In regards to my classmate who thinks shes above bathing..... shes not the only one! And yet I dont think they realize that when they become nurses they might not always have any sort of UAP in the hospital setting. They ARE getting phased out in the major hospitals in my area.

Yes! This drives me crazy too! I wanna say-"it took you longer to try and find someone to put your patient on a bed pan than it would have taken you to do it yourself." I always say in most cases the best nurses I work with are the ones that were previously techs. In regards to your post-that is hilarious and I love your friends comeback!

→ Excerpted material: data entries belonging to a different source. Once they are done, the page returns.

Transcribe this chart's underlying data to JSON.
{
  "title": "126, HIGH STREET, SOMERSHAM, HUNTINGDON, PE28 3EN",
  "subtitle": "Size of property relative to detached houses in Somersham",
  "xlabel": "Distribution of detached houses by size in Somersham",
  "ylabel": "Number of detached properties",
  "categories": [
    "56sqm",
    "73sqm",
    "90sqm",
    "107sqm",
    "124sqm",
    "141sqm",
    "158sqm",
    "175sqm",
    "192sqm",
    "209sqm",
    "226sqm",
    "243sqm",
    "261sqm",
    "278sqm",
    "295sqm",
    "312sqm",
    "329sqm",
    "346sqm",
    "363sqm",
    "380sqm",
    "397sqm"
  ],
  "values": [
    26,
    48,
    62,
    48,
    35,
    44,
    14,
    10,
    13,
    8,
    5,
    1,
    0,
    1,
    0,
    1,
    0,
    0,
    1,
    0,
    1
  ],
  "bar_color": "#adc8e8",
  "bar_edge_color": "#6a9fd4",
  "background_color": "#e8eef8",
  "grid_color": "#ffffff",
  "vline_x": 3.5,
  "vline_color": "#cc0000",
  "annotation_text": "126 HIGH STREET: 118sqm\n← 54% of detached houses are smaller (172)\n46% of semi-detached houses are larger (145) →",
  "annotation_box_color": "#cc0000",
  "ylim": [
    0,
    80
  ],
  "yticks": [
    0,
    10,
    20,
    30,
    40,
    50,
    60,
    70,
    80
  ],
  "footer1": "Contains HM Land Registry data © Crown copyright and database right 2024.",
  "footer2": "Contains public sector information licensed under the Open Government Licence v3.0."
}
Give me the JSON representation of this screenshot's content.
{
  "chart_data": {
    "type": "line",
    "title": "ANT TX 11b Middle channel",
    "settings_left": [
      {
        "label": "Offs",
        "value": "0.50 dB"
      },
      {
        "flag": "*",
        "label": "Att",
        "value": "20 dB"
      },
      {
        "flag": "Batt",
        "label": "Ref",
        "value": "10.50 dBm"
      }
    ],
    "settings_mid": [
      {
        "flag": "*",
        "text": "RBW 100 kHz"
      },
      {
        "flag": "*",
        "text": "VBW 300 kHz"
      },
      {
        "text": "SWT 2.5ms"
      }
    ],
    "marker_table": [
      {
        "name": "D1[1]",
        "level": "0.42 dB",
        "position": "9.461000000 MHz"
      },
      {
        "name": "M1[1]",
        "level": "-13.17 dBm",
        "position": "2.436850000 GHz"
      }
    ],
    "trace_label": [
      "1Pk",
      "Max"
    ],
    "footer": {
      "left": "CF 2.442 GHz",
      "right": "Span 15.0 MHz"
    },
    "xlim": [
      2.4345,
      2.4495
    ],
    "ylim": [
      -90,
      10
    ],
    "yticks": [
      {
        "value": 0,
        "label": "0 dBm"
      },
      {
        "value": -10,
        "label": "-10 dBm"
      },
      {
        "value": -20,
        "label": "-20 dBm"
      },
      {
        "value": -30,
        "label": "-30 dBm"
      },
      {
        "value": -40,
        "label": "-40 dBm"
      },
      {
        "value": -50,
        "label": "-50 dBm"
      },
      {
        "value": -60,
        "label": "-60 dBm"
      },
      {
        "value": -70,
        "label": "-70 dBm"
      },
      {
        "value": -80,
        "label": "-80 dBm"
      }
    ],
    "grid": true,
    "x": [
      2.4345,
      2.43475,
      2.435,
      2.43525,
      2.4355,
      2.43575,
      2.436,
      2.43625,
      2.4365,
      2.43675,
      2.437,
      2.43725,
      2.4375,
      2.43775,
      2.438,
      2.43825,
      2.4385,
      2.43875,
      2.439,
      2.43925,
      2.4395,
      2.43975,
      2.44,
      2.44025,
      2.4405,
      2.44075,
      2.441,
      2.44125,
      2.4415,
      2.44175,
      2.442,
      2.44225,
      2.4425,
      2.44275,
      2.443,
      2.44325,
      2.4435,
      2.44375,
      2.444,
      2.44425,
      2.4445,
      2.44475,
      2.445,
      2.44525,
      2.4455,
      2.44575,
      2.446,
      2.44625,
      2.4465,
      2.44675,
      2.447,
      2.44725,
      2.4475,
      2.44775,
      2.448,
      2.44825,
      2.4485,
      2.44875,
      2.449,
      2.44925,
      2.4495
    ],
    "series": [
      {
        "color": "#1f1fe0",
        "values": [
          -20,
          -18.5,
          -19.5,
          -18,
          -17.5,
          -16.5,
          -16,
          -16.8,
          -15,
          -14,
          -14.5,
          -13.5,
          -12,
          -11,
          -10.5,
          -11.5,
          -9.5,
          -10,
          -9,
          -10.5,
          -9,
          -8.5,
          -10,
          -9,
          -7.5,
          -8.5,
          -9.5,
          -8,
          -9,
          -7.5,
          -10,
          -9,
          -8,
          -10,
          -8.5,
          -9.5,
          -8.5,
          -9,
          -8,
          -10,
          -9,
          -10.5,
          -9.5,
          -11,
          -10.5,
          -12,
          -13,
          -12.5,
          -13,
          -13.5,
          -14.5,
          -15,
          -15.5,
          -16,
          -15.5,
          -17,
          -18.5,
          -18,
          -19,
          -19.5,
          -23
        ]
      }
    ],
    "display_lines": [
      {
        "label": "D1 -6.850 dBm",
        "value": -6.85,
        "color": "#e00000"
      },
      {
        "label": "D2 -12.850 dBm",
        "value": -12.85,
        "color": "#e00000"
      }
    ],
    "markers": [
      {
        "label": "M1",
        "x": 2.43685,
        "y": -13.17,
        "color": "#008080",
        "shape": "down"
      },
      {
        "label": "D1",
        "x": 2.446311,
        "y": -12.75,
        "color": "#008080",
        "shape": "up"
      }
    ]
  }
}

PCTs or PCAs need to always remember that while we RNs CAN clean up after a patient and make beds, it is not our ONLY duty. That's why we delegate. When I ask you to help a patient to the restroom it's because I have 4-5 other patients. 3 are pressing the call light for their meds, 1 is vomiting all over the floor, all of them have their meds due, the pyxis is missing a patient's vanco which we can't give anyway because a peak and trough wasn't done on time. So now, I have to do all of this, plus draw a vanco level, and hope to God I can get 2 minutes to chart something. We're supposed to be a team. Had a PCA give me a HUGE attitude when I asked her to help move a patient to the chair while I was swamped. "Can't you do THAT!?" My response: "Yes, I CAN, however you CANNOT do MY job, so I cannot delegate MY responsibilities to you and you are DEFINITELY not going to ADD to my overflowing list. So do your job or I will speak to the NM." Don't roll your eyes to the nurse who's trying not to drown and give attitude because she asked you to help a patient to the restroom. Come on now.

I totally understand-you have your duties and are busy as well. I always try to give the benefit of the doubt. But when it's the same nurses that are consistently unable to help and seem to have enough time to be chilling out in the break room numerous times a day-there is something wrong. Luckily the majority of the nurses I work with understand and help out when they are able to.

lovelyc, ADN

Has 1 years experience.

Yes one of my current class mates had to take someone to the BSC and made the reply after that she cant wait to be Nurse so she doesn't have to do that. Since 5/8 of our clinical group are CNA we kindly explain to her that your CNA is not always available. They cant be two places at once they may be in the middle of helping another patient and you will still have to get up and take them to the rest room.